At the house up on 64th street, the handrails are made out of polished brass and the fireplaces are heavy marble. The hinges that keep the doors on their frames look like delicate golden ornaments. The moldings on the ceiling and in the stairwell seem to dance around with confident elegance. The wooden floors are old and almost royal. Very famous people live across the street.
But at the house up on 64th street, glamour is accompanied by restraint. The air feels slow, sleepy, and static. The colors are muted and stand still. All is quiet, and a minute seems to last longer than a minute. Whoever lived there surely spent a lot of time there.
On the surface, the works in At the Speed of Stone seem silent and stone-faced, as if someone put an art exhibition on pause. Pier Paolo Calzolari freezes the sounds of a river in salt.

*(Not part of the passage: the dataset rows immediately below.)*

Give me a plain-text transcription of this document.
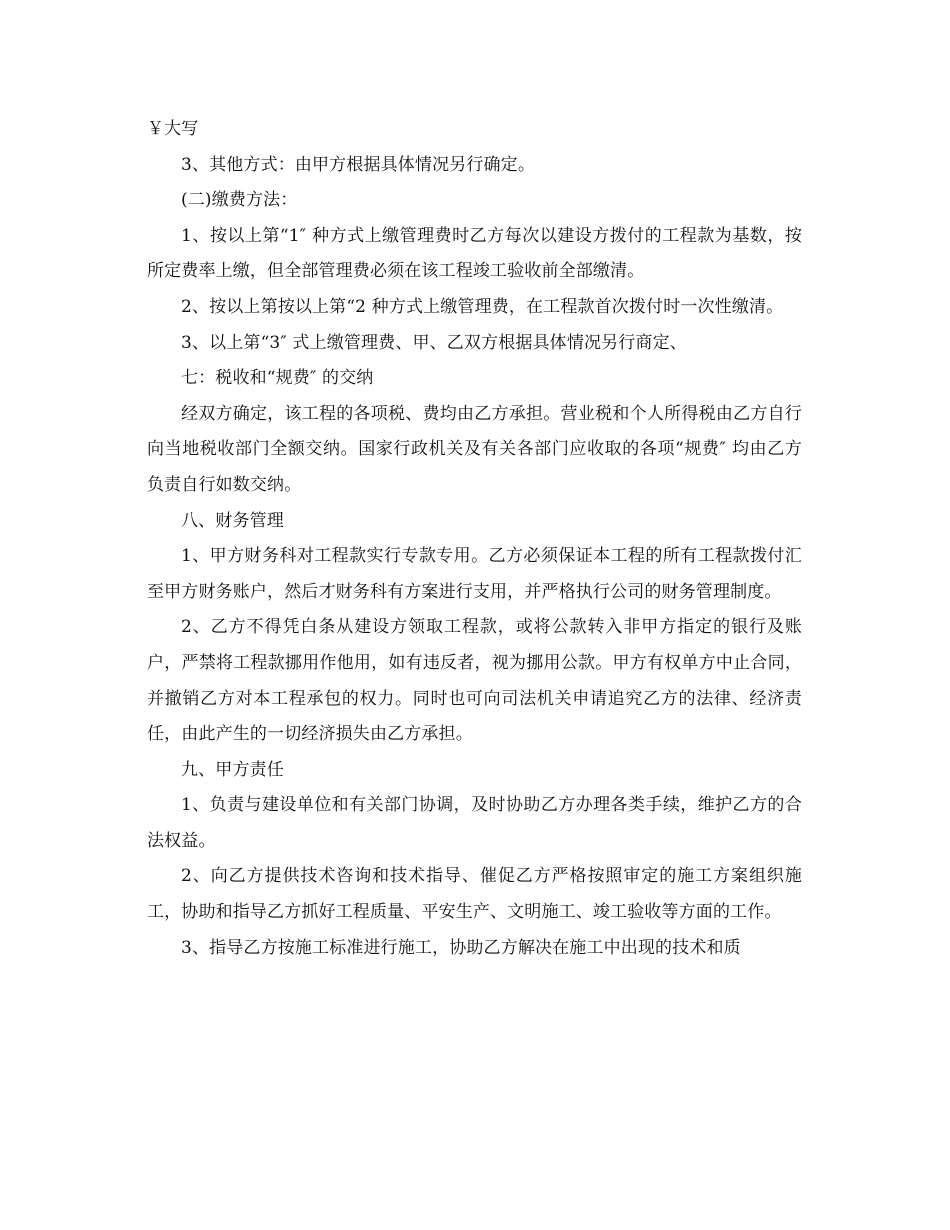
￥大写

3、其他方式：由甲方根据具体情况另行确定。

(二)缴费方法：

1、按以上第“1″ 种方式上缴管理费时乙方每次以建设方拨付的工程款为基数，按所定费率上缴，但全部管理费必须在该工程竣工验收前全部缴清。

2、按以上第按以上第“2 种方式上缴管理费，在工程款首次拨付时一次性缴清。

3、以上第“3″ 式上缴管理费、甲、乙双方根据具体情况另行商定、

七：税收和“规费″ 的交纳

经双方确定，该工程的各项税、费均由乙方承担。营业税和个人所得税由乙方自行向当地税收部门全额交纳。国家行政机关及有关各部门应收取的各项“规费″ 均由乙方负责自行如数交纳。

八、财务管理

1、甲方财务科对工程款实行专款专用。乙方必须保证本工程的所有工程款拨付汇至甲方财务账户，然后才财务科有方案进行支用，并严格执行公司的财务管理制度。

2、乙方不得凭白条从建设方领取工程款，或将公款转入非甲方指定的银行及账户，严禁将工程款挪用作他用，如有违反者，视为挪用公款。甲方有权单方中止合同，并撤销乙方对本工程承包的权力。同时也可向司法机关申请追究乙方的法律、经济责任，由此产生的一切经济损失由乙方承担。

九、甲方责任

1、负责与建设单位和有关部门协调，及时协助乙方办理各类手续，维护乙方的合法权益。

2、向乙方提供技术咨询和技术指导、催促乙方严格按照审定的施工方案组织施工，协助和指导乙方抓好工程质量、平安生产、文明施工、竣工验收等方面的工作。

3、指导乙方按施工标准进行施工，协助乙方解决在施工中出现的技术和质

Katinka Bock shifts one state of stone to another by turning sandpaper into bricks. Ugo Rondinone’s figure is either asleep or waiting, and Joan Jonas’s figures are making every effort to stand still. Yann Sérandour’s aluminum mirrors, Michaela Eichwald’s resin sculptures, David Musgrave’s drawings, and Jay Heikes’s tools manage to look both petrified and precious at the same time. The woman in Markus Schinwald’s painting is clearly unable to say a word, and the people populating the video by Jos de Gruyter and Harald Thys are indistinguishable from the inanimate objects in their still-life photographs.
If you pay attention, you’ll be able to hear the sounds of Christian Wolff’s Stones, the only actual stones in the exhibition at the house up on 64th street.
But if these works are quiet, they are far from silent. They contain the slow breathing of stones, the violence of eventlessness, and blank stares that are never blank. They evoke the raw ruthlessness of time slowly passing by and the disruptive power inherent in standing still. Despite their muted temperament, each work contains the hinted warmth of humor, poetry, folly, and human touch. Please take the time to notice it.